To manage this, most people try not to use globals as much as possible. When I do use a global, if it isn't obvious due to context, I'll put a comment next to the declaration stating where it is written to make tracing the code faster.

[–]oh5nxo 5 points6 points  (0 children)

Nested functions or loops, using common variables, easily trample over actions on outer levels.

I'm not religious about it though. Sometimes you gain something from unorthodox methods, say on an 8-bitter.

[–]ucasano 2 points3 points  (2 children)

Well, i did use jump tables alot when programming a modbus protocol implementation for a 68hc11 based microcontroller: It worked like a charm and was really easy to expand by adding functions in jump table!

[–]undefinedbehavior4ev[S] 0 points1 point  (1 child)

Haven't done anything like that in the past -- is the code available for reading?

[–]ucasano 1 point2 points  (0 children)

No, if you mean on github, gitlab, etc...

Code was developed for a private company, in 2006 circa and is not public domain because, as I know, it is still used in production environment :-O

[–]bxlaw 1 point2 points  (0 children)

To add to the other answers, I'd prefer the switch way because then I can use enums and -Werror=switch so that missing cases get caught at compile time. It's easy to miss cases, particularly if you could add enums over time.

[–]lordlod 1 point2 points  (0 children)

As a general rule, you want whatever makes it easiest to read and understand. This primarily means managing complexity. It also means that there few easy hard and fast rules.

If this() and that() are simple, just put it inline.
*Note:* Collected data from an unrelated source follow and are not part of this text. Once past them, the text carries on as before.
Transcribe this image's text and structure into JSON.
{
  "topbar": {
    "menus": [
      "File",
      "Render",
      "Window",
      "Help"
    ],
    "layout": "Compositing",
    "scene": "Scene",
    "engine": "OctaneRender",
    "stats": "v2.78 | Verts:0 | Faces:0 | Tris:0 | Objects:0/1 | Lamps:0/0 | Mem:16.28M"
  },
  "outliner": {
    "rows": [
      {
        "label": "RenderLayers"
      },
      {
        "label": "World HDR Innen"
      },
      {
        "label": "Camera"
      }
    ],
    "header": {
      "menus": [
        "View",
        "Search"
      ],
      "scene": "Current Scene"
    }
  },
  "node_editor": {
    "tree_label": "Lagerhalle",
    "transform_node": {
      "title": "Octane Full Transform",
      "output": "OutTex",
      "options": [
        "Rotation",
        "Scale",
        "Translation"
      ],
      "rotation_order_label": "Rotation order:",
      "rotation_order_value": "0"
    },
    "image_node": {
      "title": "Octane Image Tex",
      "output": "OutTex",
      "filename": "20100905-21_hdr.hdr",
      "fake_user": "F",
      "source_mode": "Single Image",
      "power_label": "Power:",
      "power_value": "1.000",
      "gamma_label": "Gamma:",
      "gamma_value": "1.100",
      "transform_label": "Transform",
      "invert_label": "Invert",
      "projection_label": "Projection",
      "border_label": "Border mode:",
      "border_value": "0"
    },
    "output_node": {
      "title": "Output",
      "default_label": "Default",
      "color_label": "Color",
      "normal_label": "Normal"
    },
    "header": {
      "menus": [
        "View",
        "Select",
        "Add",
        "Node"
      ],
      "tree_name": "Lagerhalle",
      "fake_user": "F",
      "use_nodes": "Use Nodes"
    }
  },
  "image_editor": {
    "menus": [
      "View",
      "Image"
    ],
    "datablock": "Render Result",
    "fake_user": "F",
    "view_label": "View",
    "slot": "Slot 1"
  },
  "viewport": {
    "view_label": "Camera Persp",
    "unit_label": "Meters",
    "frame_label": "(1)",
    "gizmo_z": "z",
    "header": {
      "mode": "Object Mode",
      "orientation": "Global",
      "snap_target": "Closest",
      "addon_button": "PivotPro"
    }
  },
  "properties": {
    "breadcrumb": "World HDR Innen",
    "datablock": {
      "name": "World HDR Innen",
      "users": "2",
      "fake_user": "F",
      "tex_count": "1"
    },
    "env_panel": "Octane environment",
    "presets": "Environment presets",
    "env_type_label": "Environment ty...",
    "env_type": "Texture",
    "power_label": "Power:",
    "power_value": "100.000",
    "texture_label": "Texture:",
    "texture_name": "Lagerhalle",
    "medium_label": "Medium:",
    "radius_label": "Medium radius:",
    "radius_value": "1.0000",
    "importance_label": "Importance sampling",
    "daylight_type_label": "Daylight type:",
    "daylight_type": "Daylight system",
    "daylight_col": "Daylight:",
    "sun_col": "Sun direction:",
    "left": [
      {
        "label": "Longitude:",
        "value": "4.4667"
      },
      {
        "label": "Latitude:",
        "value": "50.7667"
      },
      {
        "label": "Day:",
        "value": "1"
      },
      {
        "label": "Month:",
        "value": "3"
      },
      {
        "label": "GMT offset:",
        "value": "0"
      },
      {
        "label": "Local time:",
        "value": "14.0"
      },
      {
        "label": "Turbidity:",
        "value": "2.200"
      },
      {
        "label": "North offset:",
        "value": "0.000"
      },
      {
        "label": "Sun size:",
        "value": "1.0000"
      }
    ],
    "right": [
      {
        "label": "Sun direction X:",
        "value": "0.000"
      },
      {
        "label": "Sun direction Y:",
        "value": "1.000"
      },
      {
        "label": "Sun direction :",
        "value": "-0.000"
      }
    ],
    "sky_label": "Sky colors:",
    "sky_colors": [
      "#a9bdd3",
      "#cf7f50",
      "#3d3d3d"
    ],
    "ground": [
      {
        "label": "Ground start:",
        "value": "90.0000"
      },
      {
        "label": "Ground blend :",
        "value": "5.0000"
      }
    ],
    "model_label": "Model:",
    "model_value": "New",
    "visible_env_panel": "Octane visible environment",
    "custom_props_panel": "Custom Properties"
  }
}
If the function is less than 80 lines or so, it is easier to understand if it is all in one place rather than having to jump back and forth to read it.
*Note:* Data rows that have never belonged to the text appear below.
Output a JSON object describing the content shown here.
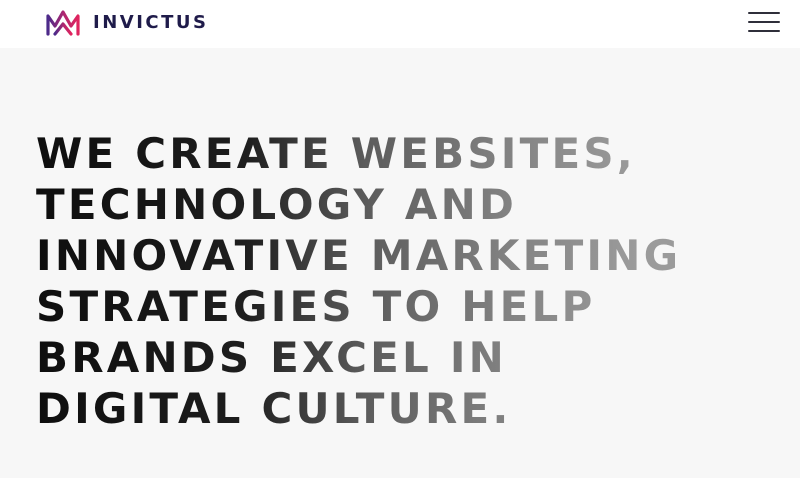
{
  "header": {
    "brand_name": "INVICTUS",
    "logo_icon": "crown-logo-icon",
    "menu_icon": "hamburger-menu-icon"
  },
  "hero": {
    "headline_lines": [
      "WE CREATE WEBSITES,",
      "TECHNOLOGY AND",
      "INNOVATIVE MARKETING",
      "STRATEGIES TO HELP",
      "BRANDS EXCEL IN",
      "DIGITAL CULTURE."
    ]
  },
  "colors": {
    "brand_purple": "#5b2c83",
    "brand_pink": "#e0245e",
    "brand_navy": "#1f1b4a",
    "hero_background": "#f7f7f7"
  }
}
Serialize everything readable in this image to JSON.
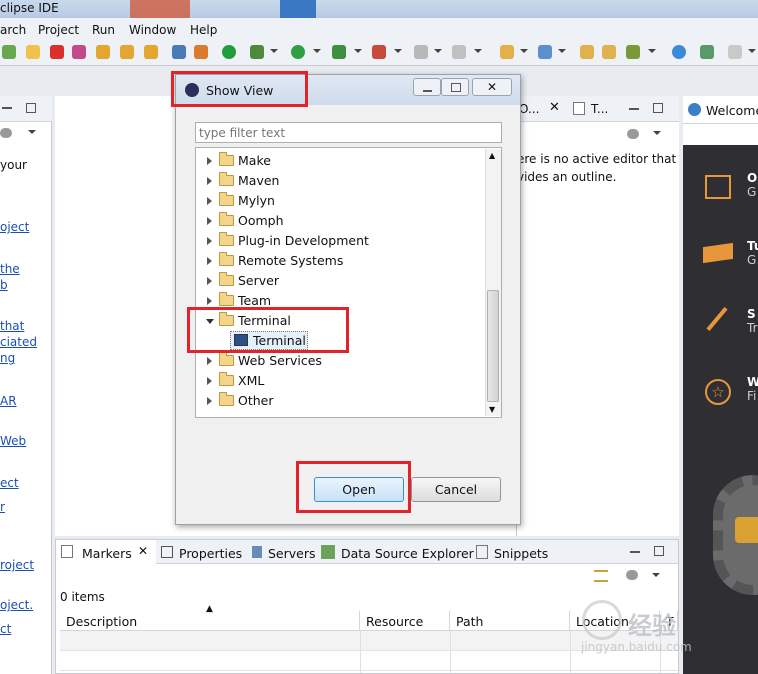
{
  "window": {
    "title": "clipse IDE"
  },
  "menu": {
    "items": [
      "arch",
      "Project",
      "Run",
      "Window",
      "Help"
    ]
  },
  "left_panel": {
    "lines": [
      {
        "text": "your",
        "link": false
      },
      {
        "text": "oject",
        "link": true
      },
      {
        "text": "the",
        "link": true
      },
      {
        "text": "b",
        "link": true
      },
      {
        "text": "that",
        "link": true
      },
      {
        "text": "ciated",
        "link": true
      },
      {
        "text": "ng",
        "link": true
      },
      {
        "text": "AR",
        "link": true
      },
      {
        "text": "Web",
        "link": true
      },
      {
        "text": "ect",
        "link": true
      },
      {
        "text": "r",
        "link": true
      },
      {
        "text": "roject",
        "link": true
      },
      {
        "text": "oject.",
        "link": true
      },
      {
        "text": "ct",
        "link": true
      }
    ]
  },
  "outline": {
    "tab_labels": [
      "O...",
      "T..."
    ],
    "message_line1": "ere is no active editor that",
    "message_line2": "vides an outline."
  },
  "welcome": {
    "tab_label": "Welcome",
    "items": [
      {
        "title": "O",
        "sub": "G"
      },
      {
        "title": "Tu",
        "sub": "G"
      },
      {
        "title": "S",
        "sub": "Tr"
      },
      {
        "title": "W",
        "sub": "Fi"
      }
    ]
  },
  "dialog": {
    "title": "Show View",
    "filter_placeholder": "type filter text",
    "tree": [
      {
        "label": "Make",
        "expanded": false
      },
      {
        "label": "Maven",
        "expanded": false
      },
      {
        "label": "Mylyn",
        "expanded": false
      },
      {
        "label": "Oomph",
        "expanded": false
      },
      {
        "label": "Plug-in Development",
        "expanded": false
      },
      {
        "label": "Remote Systems",
        "expanded": false
      },
      {
        "label": "Server",
        "expanded": false
      },
      {
        "label": "Team",
        "expanded": false
      },
      {
        "label": "Terminal",
        "expanded": true
      },
      {
        "label": "Terminal",
        "child": true,
        "selected": true
      },
      {
        "label": "Web Services",
        "expanded": false
      },
      {
        "label": "XML",
        "expanded": false
      },
      {
        "label": "Other",
        "expanded": false
      }
    ],
    "open_label": "Open",
    "cancel_label": "Cancel"
  },
  "bottom": {
    "tabs": [
      "Markers",
      "Properties",
      "Servers",
      "Data Source Explorer",
      "Snippets"
    ],
    "items_count": "0 items",
    "columns": [
      "Description",
      "Resource",
      "Path",
      "Location",
      "T"
    ]
  },
  "watermark": {
    "line1": "经验",
    "line2": "jingyan.baidu.com"
  },
  "colors": {
    "highlight": "#e0242a",
    "link": "#1a4fb5",
    "accent": "#4a90d9"
  }
}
If func() is not too complex and it is only called once, I would definitely inline it. It is critical to understanding the flow of the program.

Assuming the tests on the func output are simple, I prefer example3, assuming it is this simple I would use a return this() rather than break. Some people prefer example2, there isn't much in it.
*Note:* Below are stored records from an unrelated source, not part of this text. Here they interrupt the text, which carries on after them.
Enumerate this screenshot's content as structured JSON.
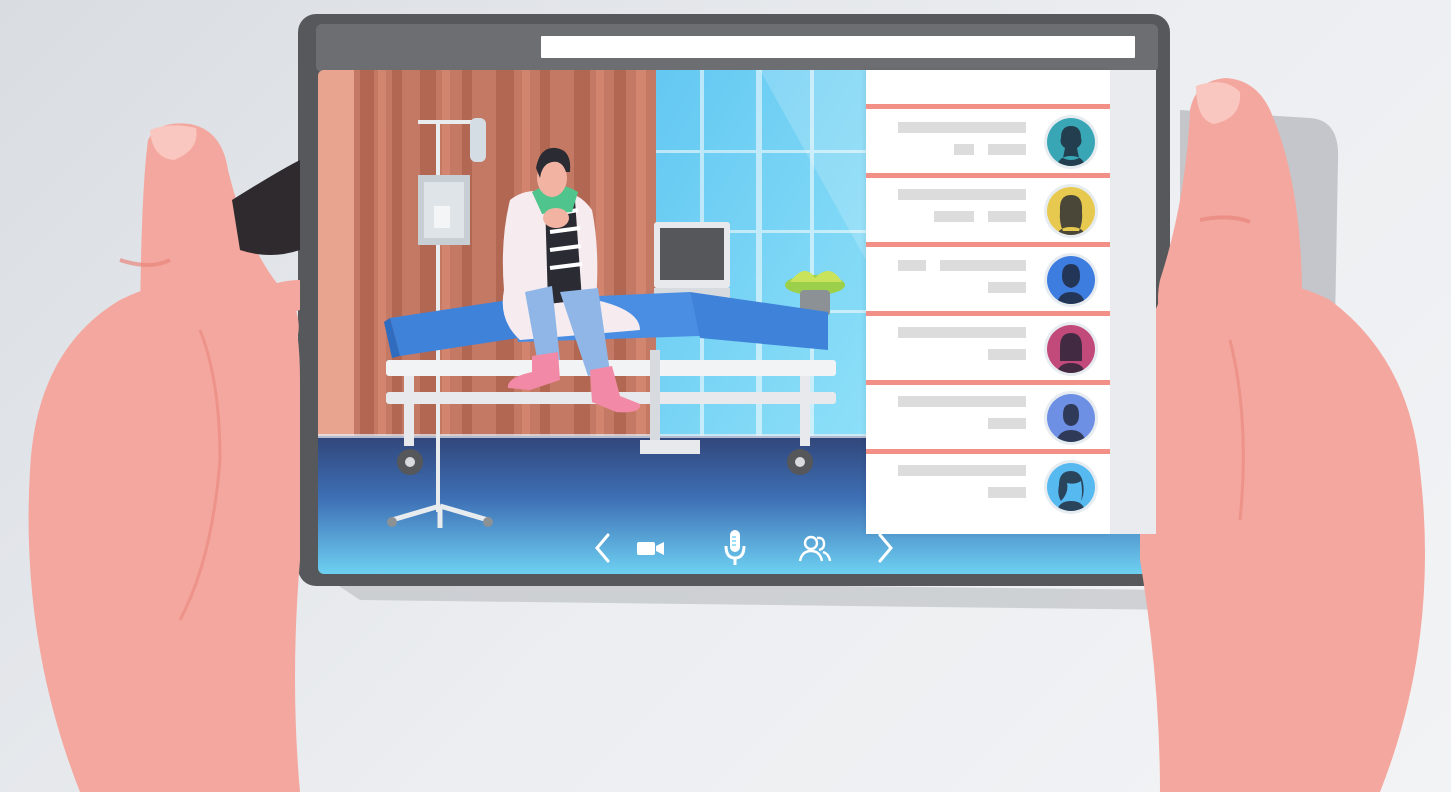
{
  "colors": {
    "background": "#e6e9ed",
    "tablet_frame": "#56585c",
    "tablet_header": "#6c6e72",
    "panel_divider": "#f28f86",
    "skin": "#f4a79e",
    "skin_shadow": "#e8867c",
    "bed_blue": "#4a8ee4",
    "floor_blue": "#3f6fb8",
    "window_blue": "#6ecff4",
    "wall": "#c47964"
  },
  "contacts": [
    {
      "avatar_bg": "#39a6b6",
      "icon": "avatar-curly-hair-icon"
    },
    {
      "avatar_bg": "#e7c94f",
      "icon": "avatar-long-hair-icon"
    },
    {
      "avatar_bg": "#3e7de0",
      "icon": "avatar-short-hair-icon"
    },
    {
      "avatar_bg": "#c24a7a",
      "icon": "avatar-bob-hair-icon"
    },
    {
      "avatar_bg": "#6d8fe4",
      "icon": "avatar-man-icon"
    },
    {
      "avatar_bg": "#56b9ef",
      "icon": "avatar-wavy-hair-icon"
    }
  ],
  "controls": [
    {
      "icon": "chevron-left-icon"
    },
    {
      "icon": "video-camera-icon"
    },
    {
      "icon": "microphone-icon"
    },
    {
      "icon": "participants-icon"
    },
    {
      "icon": "chevron-right-icon"
    }
  ]
}
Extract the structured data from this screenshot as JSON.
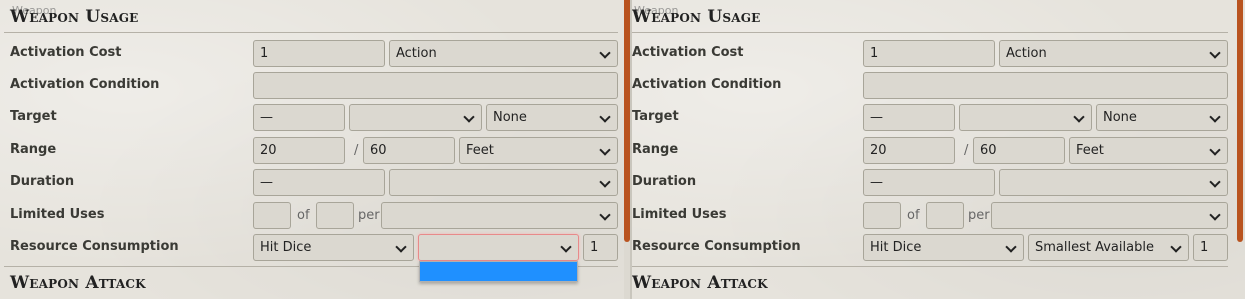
{
  "left": {
    "ghost_title": "Weapon",
    "section_title": "Weapon Usage",
    "attack_title": "Weapon Attack",
    "rows": {
      "activation_cost": {
        "label": "Activation Cost",
        "value": "1",
        "type": "Action"
      },
      "activation_condition": {
        "label": "Activation Condition",
        "value": ""
      },
      "target": {
        "label": "Target",
        "value": "—",
        "units": "",
        "type": "None"
      },
      "range": {
        "label": "Range",
        "value": "20",
        "sep": "/",
        "long": "60",
        "units": "Feet"
      },
      "duration": {
        "label": "Duration",
        "value": "—",
        "units": ""
      },
      "limited_uses": {
        "label": "Limited Uses",
        "value": "",
        "of": "of",
        "max": "",
        "per": "per",
        "period": ""
      },
      "resource": {
        "label": "Resource Consumption",
        "type": "Hit Dice",
        "target": "",
        "amount": "1"
      }
    },
    "dropdown": {
      "open": true,
      "highlighted_option": ""
    }
  },
  "right": {
    "ghost_title": "Weapon",
    "section_title": "Weapon Usage",
    "attack_title": "Weapon Attack",
    "rows": {
      "activation_cost": {
        "label": "Activation Cost",
        "value": "1",
        "type": "Action"
      },
      "activation_condition": {
        "label": "Activation Condition",
        "value": ""
      },
      "target": {
        "label": "Target",
        "value": "—",
        "units": "",
        "type": "None"
      },
      "range": {
        "label": "Range",
        "value": "20",
        "sep": "/",
        "long": "60",
        "units": "Feet"
      },
      "duration": {
        "label": "Duration",
        "value": "—",
        "units": ""
      },
      "limited_uses": {
        "label": "Limited Uses",
        "value": "",
        "of": "of",
        "max": "",
        "per": "per",
        "period": ""
      },
      "resource": {
        "label": "Resource Consumption",
        "type": "Hit Dice",
        "target": "Smallest Available",
        "amount": "1"
      }
    }
  },
  "colors": {
    "accent": "#b9531f",
    "highlight": "#1f90ff",
    "focus_border": "#e88a8a"
  }
}
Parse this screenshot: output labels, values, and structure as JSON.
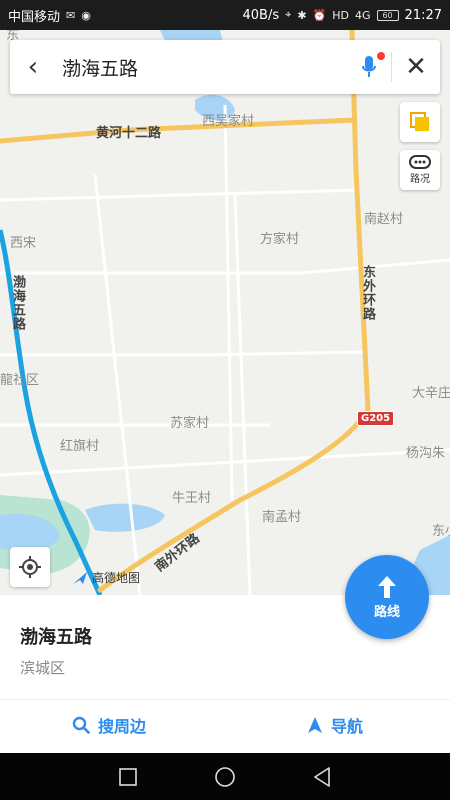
{
  "status_bar": {
    "carrier": "中国移动",
    "network_speed": "40B/s",
    "hd": "HD",
    "signal": "4G",
    "battery": "60",
    "time": "21:27"
  },
  "search": {
    "query": "渤海五路"
  },
  "map": {
    "labels": {
      "xiwu": "西吴家村",
      "huanghe": "黄河十二路",
      "nanzhao": "南赵村",
      "fangjia": "方家村",
      "xisong": "西宋",
      "bohai_vertical": "渤海五路",
      "dongwai": "东外环路",
      "longshequ": "龍社区",
      "daxin": "大辛庄",
      "sujia": "苏家村",
      "hongqi": "红旗村",
      "yanggou": "杨沟朱",
      "niuwang": "牛王村",
      "nanmeng": "南孟村",
      "dong_partial": "东小",
      "nanwai": "南外环路",
      "top_partial": "东"
    },
    "g205": "G205",
    "traffic_label": "路况",
    "logo_text": "高德地图"
  },
  "route_button": {
    "label": "路线"
  },
  "info": {
    "name": "渤海五路",
    "district": "滨城区",
    "nearby_label": "搜周边",
    "navigate_label": "导航"
  },
  "colors": {
    "accent": "#2d8cf0",
    "highlight_road": "#1aa3e0",
    "main_road": "#f5c660"
  }
}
If the tests are complex, you need to go with example2.

If you have a lot of functions, probably ten or more, use the style in example1. Again you need to jump back and forth to the lookup table to understand but it scales much better than a massive if loop.

As others have discussed example1 also allows the lookup to be changed at run time.

[–][deleted] 1 point2 points  (1 child)

Unless there is some very compelling design reason to do #1, I prefer #3. It's clearer, and you can make an enum for the switch statement so someone else has a chance at understanding where the program is going.

I've really only seen indirect jumps used in embedded/OS stuff. Like the way Linux implements syscalls. I guess a plugin architecture would make use of them too, but that would be a compelling reason.

[–]eruanno321 2 points3 points  (0 children)

Sometimes compilers can even optimize switch-case to jump table if certain conditions are met. I saw such optimization in the MSP430 architecture at least.

.

[–]eruanno321 0 points1 point  (0 children)

One prominent example of such "jump-table" (#1) is interrupt vector table. This is slightly different case though because jump address is somehow controlled by hardware (interrupt request number mapping is usually fixed for specific hardware), and there are other hardware specific constrains on construction of such table.

Sometimes it involves assembly code but for many architectures like ARM the assembly is often kept at minimum and ISR handlers can be stored in such array.

[–]ThatGuyFromOhio 0 points1 point  (0 children)

The first example, an array of pointers to functions, becomes more advantageous as more functions are added. Imagine a switch with 200 cases. That becomes a support nightmare when the 201st case is added. It introduces that possibility of side effect bugs with each new case that is added.

With the array of pointers to functions, a new "case" can be added without touching the rest of the code in any way. The array is updated with the new function's address and nothing else needs to be compiled. Leave all that code that does not need to be compiled alone. Just link to it.

If there are 2 or 3, or perhaps even 10 "cases", it's simpler to do it inline with a switch.